Ora, entendendo-se por autor moral aquele que, dolosamente determinar outra pessoa à prática do facto criminoso, desde que haja execução ou começo de execução, sempre estive convicto de que a Bruno de Carvalho não seria imputada a autoria moral. E esse foi o único comentário que fiz publicamente, como aliás em privado, como seria a única coisa que poderia dizer em tribunal: que esta era a minha convicção!
Havia quem dissesse que não era bem a minha convicção, mas antes o meu desejo. É verdade, e não posso deixar de o confessar, que era o meu desejo, a bem dos superiores interesses do Sporting Clube de Portugal e da sua SAD. Mas era também a minha convicção profunda, fundada em factos de que tive conhecimento e que me fizeram acreditar que visitas a Alcochete das claques não eram apreciadas por Bruno de Carvalho.

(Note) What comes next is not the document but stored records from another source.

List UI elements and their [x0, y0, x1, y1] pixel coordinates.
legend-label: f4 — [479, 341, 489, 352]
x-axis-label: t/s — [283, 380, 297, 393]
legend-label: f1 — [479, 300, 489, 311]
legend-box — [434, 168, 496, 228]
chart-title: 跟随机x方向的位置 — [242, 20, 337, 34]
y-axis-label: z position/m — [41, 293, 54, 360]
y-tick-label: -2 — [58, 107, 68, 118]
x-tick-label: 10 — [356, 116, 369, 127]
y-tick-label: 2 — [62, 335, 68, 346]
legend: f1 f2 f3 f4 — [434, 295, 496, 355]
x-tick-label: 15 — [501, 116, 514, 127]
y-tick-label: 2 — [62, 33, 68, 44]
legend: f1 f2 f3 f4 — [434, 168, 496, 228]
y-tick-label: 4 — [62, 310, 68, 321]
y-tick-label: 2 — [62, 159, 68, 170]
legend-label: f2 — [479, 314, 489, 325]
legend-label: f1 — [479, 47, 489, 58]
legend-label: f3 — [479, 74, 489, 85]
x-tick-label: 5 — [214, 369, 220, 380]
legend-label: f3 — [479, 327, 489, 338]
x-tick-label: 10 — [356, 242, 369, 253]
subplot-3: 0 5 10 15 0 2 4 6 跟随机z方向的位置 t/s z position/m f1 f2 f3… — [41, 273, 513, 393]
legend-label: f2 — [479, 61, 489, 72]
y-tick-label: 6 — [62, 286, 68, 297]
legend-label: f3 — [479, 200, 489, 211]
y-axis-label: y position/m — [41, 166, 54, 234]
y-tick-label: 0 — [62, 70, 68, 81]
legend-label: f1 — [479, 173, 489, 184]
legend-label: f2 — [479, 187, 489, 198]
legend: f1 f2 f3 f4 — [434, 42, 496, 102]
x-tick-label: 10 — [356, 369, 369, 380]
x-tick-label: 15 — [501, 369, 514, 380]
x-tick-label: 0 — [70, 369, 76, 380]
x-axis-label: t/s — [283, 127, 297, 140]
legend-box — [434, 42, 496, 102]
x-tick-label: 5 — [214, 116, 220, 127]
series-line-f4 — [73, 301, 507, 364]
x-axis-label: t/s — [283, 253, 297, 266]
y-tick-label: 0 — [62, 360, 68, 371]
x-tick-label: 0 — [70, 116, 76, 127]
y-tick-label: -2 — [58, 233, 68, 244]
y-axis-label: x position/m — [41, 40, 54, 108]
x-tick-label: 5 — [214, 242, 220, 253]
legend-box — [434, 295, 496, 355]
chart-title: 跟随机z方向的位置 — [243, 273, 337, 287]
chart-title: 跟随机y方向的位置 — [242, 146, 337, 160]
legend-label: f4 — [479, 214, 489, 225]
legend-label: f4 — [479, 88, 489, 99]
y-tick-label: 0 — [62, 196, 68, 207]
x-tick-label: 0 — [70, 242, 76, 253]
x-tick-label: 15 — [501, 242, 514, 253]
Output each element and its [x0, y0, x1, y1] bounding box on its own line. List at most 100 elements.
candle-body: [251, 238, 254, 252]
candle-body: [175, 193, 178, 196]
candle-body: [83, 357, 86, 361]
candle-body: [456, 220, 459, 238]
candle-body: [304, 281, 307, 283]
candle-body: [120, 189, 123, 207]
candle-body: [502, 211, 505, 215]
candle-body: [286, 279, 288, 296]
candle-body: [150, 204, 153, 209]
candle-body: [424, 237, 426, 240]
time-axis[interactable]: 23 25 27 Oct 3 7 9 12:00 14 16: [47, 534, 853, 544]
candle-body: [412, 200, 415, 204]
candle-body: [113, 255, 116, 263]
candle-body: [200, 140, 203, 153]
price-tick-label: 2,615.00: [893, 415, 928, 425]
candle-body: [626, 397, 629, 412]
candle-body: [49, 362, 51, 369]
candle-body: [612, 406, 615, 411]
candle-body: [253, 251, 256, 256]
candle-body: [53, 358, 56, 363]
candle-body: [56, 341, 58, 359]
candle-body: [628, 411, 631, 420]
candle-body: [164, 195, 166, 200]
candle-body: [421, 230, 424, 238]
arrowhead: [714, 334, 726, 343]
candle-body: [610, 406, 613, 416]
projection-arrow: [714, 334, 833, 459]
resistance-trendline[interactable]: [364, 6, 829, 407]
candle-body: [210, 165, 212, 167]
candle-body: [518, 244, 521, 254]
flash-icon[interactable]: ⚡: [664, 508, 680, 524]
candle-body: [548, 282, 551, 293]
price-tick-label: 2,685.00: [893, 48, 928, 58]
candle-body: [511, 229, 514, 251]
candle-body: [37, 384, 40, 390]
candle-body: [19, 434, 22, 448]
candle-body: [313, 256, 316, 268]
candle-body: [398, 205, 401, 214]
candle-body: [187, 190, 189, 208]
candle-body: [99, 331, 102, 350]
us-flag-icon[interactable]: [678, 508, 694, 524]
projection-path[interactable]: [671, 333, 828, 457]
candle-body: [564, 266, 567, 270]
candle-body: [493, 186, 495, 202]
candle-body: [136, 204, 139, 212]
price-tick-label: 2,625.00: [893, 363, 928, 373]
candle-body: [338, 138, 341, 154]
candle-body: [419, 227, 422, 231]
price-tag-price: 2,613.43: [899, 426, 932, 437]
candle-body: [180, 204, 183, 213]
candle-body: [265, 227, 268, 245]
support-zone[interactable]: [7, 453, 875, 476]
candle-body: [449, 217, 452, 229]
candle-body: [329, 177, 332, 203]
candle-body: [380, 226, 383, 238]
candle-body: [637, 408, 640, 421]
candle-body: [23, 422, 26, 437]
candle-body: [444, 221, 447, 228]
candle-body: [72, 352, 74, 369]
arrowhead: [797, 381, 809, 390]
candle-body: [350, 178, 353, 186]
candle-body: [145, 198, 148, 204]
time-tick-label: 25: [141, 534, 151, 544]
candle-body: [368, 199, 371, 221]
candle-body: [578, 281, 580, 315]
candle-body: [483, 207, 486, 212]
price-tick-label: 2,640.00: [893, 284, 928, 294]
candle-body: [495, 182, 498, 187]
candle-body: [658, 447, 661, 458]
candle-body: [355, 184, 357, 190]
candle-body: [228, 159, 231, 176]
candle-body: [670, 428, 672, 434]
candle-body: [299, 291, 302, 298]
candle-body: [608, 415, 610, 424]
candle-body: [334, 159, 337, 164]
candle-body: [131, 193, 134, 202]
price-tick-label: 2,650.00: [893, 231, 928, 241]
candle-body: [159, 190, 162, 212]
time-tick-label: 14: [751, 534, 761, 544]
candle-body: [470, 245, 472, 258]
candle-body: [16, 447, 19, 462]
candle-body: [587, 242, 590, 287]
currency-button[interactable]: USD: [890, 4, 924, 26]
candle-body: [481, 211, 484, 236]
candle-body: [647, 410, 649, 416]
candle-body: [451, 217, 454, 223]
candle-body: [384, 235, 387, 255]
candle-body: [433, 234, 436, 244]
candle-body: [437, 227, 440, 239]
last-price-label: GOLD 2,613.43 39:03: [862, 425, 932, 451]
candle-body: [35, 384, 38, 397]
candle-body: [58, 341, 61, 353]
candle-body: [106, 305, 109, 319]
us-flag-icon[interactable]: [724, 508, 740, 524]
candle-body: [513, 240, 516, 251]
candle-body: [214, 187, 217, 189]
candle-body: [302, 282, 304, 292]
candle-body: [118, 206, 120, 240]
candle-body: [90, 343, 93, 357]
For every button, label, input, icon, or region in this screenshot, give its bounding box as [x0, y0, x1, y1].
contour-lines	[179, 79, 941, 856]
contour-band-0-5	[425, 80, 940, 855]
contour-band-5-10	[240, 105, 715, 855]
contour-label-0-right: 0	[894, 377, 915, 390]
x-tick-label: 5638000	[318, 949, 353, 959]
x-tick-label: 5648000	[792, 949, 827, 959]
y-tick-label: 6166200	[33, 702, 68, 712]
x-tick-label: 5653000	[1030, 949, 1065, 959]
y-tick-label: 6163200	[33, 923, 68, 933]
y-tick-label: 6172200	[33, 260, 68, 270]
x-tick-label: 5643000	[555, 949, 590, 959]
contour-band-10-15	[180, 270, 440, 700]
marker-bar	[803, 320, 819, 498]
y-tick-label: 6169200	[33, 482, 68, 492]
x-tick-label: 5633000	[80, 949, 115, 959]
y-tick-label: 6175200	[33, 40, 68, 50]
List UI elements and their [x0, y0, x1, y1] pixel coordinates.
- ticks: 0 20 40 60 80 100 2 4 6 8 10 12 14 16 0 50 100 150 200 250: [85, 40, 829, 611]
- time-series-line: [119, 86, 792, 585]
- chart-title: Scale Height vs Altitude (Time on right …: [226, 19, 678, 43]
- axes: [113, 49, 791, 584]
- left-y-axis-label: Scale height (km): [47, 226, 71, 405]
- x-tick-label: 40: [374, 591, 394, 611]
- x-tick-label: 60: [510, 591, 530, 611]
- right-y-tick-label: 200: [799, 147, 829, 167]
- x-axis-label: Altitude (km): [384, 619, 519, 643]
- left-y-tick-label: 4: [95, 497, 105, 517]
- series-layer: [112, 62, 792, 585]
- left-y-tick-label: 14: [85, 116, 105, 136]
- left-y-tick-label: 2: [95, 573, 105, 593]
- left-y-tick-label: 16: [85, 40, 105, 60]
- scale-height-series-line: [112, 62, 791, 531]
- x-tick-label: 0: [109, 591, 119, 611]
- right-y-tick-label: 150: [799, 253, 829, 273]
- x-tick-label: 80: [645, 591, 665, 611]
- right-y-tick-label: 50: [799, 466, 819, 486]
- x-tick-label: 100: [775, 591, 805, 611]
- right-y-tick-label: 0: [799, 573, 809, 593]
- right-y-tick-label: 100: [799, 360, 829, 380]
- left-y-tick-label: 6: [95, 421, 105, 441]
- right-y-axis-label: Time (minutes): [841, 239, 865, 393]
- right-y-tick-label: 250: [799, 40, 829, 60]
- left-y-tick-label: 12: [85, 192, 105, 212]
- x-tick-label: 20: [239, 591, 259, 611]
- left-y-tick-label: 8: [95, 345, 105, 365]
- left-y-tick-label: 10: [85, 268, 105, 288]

Se bem me recordo, foi cerca do Natal de 2016, que aconteceu uma visita a Alcochete de alguns elementos da Juve Leo, comandados pelo chefe Mustafá, para falar com Jorge Jesus e o então capitão Adrien! Um ou dois dias depois, não sei por que motivo, tive uma reunião com Bruno de Carvalho, interrompida, a certa altura, por um telefonema de Mustafá. Não vou aqui reproduzir os termos verbais utilizados na conversa, porque não seria de boa educação, nem ético. Como não vou reproduzir os comentários, também por razões éticas, que Bruno Carvalho me fez sobre tal visita. É minha obrigação, porém, dizer que concluí que este tipo de visitas não era do agrado de Bruno de Carvalho, sendo manifesto que estava agastado, tanto com Mustafá como com Jorge Jesus. Registei então também, e para mim, que as relações não seriam de total cumplicidade, tendo essa convicção sido abalada apenas em Maio de 2018, quando do Sporting-Benfica, que abriu com tochas sobre Rui Patrício. Mas, então, Bruno de Carvalho já era outro!...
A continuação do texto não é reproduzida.